Étudiants, comment surmonter le stress ?

20.01.20

Premières responsabilités financières, premiers aléas du quotidien, première relation affective, premières déconvenues scolaires. L’étudiant qui quitte le nid familial a toutes les raisons d’être rongé par le stress.

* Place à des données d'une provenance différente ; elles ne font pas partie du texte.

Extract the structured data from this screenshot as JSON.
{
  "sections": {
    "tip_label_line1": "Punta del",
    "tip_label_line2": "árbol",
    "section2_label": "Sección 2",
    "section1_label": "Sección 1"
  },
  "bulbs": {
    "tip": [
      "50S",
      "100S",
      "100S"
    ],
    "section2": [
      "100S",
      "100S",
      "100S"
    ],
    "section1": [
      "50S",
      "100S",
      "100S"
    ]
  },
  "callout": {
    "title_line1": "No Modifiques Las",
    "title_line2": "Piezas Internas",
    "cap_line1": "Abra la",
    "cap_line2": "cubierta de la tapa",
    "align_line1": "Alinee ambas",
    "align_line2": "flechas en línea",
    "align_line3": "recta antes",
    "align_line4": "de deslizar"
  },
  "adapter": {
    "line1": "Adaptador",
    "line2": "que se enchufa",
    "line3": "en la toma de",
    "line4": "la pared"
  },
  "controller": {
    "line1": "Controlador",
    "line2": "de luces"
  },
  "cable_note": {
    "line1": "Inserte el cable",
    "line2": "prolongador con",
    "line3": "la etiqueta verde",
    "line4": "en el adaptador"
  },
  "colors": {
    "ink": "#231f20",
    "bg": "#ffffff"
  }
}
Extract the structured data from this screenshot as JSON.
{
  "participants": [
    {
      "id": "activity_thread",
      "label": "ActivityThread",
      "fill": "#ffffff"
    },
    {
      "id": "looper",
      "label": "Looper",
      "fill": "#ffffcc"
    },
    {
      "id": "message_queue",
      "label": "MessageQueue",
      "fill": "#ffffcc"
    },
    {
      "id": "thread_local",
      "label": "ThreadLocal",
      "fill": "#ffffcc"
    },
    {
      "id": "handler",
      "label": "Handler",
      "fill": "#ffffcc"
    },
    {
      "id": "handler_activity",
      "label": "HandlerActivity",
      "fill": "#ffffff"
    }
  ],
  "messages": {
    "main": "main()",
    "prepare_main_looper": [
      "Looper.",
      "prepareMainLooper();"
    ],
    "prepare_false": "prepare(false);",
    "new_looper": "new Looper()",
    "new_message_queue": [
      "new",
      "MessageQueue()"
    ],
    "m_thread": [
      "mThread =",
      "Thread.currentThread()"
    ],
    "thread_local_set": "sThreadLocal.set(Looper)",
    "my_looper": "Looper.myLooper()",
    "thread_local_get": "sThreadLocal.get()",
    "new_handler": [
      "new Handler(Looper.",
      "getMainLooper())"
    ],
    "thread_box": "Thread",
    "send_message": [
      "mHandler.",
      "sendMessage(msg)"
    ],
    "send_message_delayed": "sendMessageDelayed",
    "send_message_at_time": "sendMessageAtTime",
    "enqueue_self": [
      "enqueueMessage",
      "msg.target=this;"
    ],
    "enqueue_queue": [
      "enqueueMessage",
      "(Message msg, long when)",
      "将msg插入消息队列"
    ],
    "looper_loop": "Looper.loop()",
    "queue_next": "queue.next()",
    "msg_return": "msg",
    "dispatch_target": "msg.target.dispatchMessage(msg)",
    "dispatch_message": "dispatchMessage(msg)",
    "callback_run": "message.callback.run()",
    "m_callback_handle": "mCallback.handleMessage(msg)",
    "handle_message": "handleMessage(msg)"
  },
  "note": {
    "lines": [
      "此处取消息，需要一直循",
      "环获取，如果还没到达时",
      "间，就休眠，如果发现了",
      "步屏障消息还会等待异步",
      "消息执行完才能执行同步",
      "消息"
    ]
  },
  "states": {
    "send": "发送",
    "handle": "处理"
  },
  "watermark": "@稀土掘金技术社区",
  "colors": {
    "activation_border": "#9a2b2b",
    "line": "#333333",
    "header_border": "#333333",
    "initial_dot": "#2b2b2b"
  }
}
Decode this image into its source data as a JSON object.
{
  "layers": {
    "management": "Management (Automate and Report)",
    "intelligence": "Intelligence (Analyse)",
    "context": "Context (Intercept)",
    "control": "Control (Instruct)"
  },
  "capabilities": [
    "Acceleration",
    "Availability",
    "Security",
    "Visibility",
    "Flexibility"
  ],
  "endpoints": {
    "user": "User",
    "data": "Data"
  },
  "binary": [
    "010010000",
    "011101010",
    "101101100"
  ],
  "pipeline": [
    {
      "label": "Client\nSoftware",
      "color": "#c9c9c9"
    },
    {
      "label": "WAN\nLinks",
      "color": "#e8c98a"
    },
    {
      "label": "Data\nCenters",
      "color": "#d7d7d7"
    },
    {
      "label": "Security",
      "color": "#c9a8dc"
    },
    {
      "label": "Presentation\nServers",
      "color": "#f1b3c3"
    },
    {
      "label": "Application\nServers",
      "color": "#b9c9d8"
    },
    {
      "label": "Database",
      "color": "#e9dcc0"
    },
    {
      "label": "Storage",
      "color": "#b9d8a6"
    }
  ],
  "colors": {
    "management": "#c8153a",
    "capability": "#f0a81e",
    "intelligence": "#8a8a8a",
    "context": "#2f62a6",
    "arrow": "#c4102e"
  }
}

Mais il existe des solutions pour voler de ses propres ailes sereinement. 

Déculpabiliser le stress

Votre mission : seul dans un petit logement sans connaître personne, loin de votre famille, vous devez anticiper vos factures, faire vos courses, donc trouver un job, et surtout réussir votre cursus universitaire, sans quoi vous n’aurez pas de travail. Comment ? vous craignez de ne pas être à la hauteur ? vous stressez ? Eh bien, soyez rassurés. Selon une étude menée par OpinionWay, vous n’êtes pas seuls. 9 étudiants sur 10 partagent ce sentiment. Un quart vivrait même en état de stress permanent et 60 % déclareraient s’être déjà sentis « submergés par le quotidien. » Il est donc grand temps de déculpabiliser. Et de mettre de l’ordre dans ses priorités.

Prendre soin de soi

La vie d’un étudiant n’est pas une course d’obstacles infranchissables. Le stress ressenti - on parle d’angoisse quand il se prolonge - peut être surmonté avec trois fois rien : un bon livre, de la musique, une balade en forêt, une séance de cinéma permettent, sinon d’inverser la tendance, au moins de freiner la sinistrose. Ensuite, il faut penser à se relaxer. Le yoga, le Qi Gong, le taï-chi et la sophrologie ont des effets très positifs sur la respiration et le sommeil. Si vous n’êtes pas réceptif au lâcher-prise méditatif, vous pouvez alors évacuer le stress en faisant tout simplement du sport. Seul (jogging, natation, varappe) ou accompagné. 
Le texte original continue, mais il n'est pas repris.